1632 - King Charles I grants Maryland to Lord Baltimore. Charles County includes the land which would become Silver Spring.
1688 - Land grant of "The Girls Portion" to Henry Darnall. This land grant contains all of what is now Downtown Silver Spring south of Colesville Road, the northern part of Takoma Park, and parts of the District of Columbia.
1695 - Charles County divided. The new Prince George's County includes the area which would become Silver Spring.
1732 - Land grant by Lord Baltimore, the Lord Protector of Maryland, of "Labyrinth" to William Beal, James Beal, and James Edmondston. The "Labyrinth" land grant encompasses most of close-in Silver Spring north of Colesville Road to University Boulevard in Wheaton. Narrow portions of the land grant extend west to what is now Bethesda and into the District of Columbia.
1745 - Prince Georges County divided. The area which will become Silver Spring becomes a part of the new Frederick County.
1776 - Montgomery County is created from the southern portion of Frederick County on October 1, 1776.
1816 - The short-lived "Simpsonville" post office established.
1830 - Francis Preston Blair moves from Kentucky to Washington at the request of President Andrew Jackson to serve as editor of the Democratic newspaper The Globe.
1840 - Francis Preston Blair, his daughter, Elizabeth, along with their thirsty horse, Selim, discover the spring after which Silver Spring takes its name. Sparkling flakes of mica in the water give it the appearance of silver.
1842 - "Silver Spring," a 20-room, 3-story home constructed by Blair on 250 acre homestead as country residence, in addition to Blair House, Washington residence on Pennsylvania Avenue.
1849 - Union Turnpike Co. chartered to construct a road from Brookeville, MD to Washington, DC along what is now known as Georgia Avenue.
1854 - Montgomery Blair, son of Francis Preston Blair, moves to Silver Spring at "Falkland". At the time he represents Dred Scott in famous case before U.S. Supreme Court.
1857 - Francis Preston Blair Lee born to Elizabeth Blair and Samuel Phillips Lee, raised in Silver Spring, later to become the first popularly elected United States Senator, serving 1914-17.
1860s - Public education begins in Montgomery County. The two-room Sligo School opens on a site that would later become the Hecht Company and then City Place Mall.
1861 - Francis Preston Blair opens the first Silver Spring post office. The name is changed to Sligo two years later. The area near the intersection of Colesville Road and Georgia Avenue is identified as Sligo on State Roads Commission highway maps as late as 1958.
1864 - Silver Spring was occupied by Confederate General Jubal Early's troops prior to engagement of the Battle of Ft. Stevens in Washington, DC. Postmaster General Montgomery Blair's home "Falkland" burns to ground shortly after.
1868 - Francis Preston Blair, Jr., youngest child of Eliza and Francis Preston Blair, is the Democratic vice-presidential candidate. The ticket was defeated by Ulysses S. Grant.
1873 - Metropolitan Branch of the Baltimore & Ohio Railroad completed from Washington, DC to Point of Rocks, MD, including four stops in what would become Silver Spring.

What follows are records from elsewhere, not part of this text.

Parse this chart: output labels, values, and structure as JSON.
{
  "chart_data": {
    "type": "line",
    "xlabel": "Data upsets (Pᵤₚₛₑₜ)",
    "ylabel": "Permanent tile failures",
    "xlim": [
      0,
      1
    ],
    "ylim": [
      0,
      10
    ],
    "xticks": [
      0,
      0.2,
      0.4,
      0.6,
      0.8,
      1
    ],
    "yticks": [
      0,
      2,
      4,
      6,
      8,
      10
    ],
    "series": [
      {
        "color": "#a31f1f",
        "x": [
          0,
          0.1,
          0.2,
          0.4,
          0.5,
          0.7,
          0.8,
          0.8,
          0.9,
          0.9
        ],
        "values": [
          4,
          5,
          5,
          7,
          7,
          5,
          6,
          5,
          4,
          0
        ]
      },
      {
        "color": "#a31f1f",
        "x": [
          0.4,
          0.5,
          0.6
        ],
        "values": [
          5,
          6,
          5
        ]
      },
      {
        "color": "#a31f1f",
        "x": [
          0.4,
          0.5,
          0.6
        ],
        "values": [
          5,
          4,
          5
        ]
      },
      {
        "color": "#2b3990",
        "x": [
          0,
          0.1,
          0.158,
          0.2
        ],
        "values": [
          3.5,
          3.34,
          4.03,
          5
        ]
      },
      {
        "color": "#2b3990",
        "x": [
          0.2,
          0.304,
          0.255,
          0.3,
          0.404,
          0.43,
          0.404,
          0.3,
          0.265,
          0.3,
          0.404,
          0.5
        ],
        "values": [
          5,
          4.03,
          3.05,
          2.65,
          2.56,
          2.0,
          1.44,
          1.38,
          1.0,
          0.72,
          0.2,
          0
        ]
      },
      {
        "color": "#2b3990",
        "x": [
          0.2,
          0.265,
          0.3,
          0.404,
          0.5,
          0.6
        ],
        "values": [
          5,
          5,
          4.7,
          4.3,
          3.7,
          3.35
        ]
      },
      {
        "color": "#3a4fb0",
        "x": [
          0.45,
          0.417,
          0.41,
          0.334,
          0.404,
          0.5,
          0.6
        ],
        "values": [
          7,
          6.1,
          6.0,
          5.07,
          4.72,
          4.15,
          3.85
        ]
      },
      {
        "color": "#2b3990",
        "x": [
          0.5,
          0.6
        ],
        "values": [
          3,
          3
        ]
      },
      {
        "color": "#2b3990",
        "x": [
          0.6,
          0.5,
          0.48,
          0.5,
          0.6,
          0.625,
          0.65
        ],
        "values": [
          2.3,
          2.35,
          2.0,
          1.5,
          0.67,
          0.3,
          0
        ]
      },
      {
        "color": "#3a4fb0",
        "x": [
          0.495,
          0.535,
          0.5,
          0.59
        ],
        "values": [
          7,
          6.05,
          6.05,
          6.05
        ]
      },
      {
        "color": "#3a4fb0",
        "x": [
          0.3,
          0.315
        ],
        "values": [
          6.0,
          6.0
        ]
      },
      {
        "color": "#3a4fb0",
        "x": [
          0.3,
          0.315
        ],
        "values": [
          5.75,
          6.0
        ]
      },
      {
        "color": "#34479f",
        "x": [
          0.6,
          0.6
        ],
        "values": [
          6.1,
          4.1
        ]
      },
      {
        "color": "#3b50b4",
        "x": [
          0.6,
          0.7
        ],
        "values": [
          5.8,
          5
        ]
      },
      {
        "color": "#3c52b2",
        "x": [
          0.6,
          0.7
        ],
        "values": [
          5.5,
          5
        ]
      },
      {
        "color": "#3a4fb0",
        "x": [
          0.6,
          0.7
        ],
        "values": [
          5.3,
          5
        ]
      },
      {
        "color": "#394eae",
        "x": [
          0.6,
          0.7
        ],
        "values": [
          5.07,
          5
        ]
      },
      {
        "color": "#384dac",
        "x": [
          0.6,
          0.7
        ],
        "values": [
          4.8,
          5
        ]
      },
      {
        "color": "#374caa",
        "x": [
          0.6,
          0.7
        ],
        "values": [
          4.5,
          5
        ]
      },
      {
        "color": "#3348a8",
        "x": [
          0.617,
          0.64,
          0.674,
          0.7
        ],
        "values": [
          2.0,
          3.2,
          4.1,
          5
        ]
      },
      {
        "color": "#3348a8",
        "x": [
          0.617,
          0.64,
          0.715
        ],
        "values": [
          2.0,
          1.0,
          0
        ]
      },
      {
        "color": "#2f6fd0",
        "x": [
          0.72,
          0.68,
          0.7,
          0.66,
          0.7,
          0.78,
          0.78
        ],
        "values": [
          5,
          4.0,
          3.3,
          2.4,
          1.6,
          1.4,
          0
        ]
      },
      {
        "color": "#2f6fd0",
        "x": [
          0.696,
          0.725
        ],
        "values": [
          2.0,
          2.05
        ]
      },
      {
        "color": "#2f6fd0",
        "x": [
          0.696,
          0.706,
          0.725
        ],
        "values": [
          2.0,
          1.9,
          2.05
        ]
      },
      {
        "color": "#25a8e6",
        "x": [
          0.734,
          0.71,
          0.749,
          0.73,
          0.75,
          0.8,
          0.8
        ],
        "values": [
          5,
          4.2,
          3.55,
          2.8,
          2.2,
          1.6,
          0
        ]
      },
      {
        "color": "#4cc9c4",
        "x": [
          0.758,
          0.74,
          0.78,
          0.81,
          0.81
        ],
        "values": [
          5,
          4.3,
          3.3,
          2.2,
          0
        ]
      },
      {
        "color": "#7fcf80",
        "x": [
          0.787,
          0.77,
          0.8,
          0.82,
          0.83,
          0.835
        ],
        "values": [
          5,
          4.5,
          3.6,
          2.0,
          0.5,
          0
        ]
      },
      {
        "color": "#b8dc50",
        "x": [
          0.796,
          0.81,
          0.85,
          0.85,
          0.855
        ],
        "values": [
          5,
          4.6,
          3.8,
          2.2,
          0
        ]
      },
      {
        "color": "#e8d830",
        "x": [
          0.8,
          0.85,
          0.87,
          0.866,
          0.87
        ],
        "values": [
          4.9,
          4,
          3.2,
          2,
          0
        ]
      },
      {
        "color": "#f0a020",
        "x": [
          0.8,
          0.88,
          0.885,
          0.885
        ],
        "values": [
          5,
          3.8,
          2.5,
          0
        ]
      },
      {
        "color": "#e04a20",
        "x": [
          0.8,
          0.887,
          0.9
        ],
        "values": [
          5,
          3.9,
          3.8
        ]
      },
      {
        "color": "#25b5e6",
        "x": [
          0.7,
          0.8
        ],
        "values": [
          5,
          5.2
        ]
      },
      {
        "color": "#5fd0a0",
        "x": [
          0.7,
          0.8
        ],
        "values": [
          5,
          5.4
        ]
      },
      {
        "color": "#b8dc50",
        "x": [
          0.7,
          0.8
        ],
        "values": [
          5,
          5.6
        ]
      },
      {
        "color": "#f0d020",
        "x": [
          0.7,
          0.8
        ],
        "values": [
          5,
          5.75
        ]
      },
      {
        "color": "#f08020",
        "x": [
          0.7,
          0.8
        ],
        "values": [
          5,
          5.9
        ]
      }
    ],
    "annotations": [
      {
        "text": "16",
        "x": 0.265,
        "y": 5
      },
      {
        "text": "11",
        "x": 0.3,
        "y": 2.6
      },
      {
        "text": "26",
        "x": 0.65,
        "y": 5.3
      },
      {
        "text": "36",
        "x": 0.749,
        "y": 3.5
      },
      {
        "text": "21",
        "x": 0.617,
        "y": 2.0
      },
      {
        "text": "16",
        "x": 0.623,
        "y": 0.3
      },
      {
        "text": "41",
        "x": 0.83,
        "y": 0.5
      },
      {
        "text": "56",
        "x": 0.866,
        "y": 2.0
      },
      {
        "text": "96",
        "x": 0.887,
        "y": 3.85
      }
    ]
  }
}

1876 - Francis Preston Blair dies. A former member of President Andrew Jackson's "Kitchen Cabinet" who presided over an organizational meeting of the Republican Party in 1856, Blair was instrumental in securing Abraham Lincoln's nomination in 1860.
1887 - The first suburban development begins when Selina Wilson, the widow of John C. Wilson, divides part of her farm on the northwest corner of Colesville Road and the Brookeville Road (now Georgia Avenue) into 5 and 10 acre building plots.
1890 - City of Takoma Park, MD, developed by Benjamin Gilbert, incorporates.
1893 - E. Brooke Lee, "the Father of Modern Silver Spring," born to Anne Brooke Lee and U.S. Senator Francis Preston Blair Lee. Lee serves at age 30 in the MD state legislature and as House Speaker.
1897 - Trolley service begins on the Washington, Woodside, and Forest Glen Railway, which runs along Brookeville Road and then to Forest Glen. The route west of Georgia Avenue is now Seminary Road. Riders transferred to other trolleys at the District of Columbia line to continue downtown.
1899 - New Silver Spring Post Office opens, a quarter mile south of Sligo Post Office and on the other side of the toll booth. Gist Blair, grandson of Francis Preston Blair, appointed first Postmaster. Also, Benjamin F. Leighton purchases the farm of John C. Wilson's brother Richard on the west side of Brookeville Road and subdivides it as "Woodside." The B&O Railroad opened the Woodside Station to serve commuters to downtown Washington. Commuters could also take the much slower, but cheaper, trolley.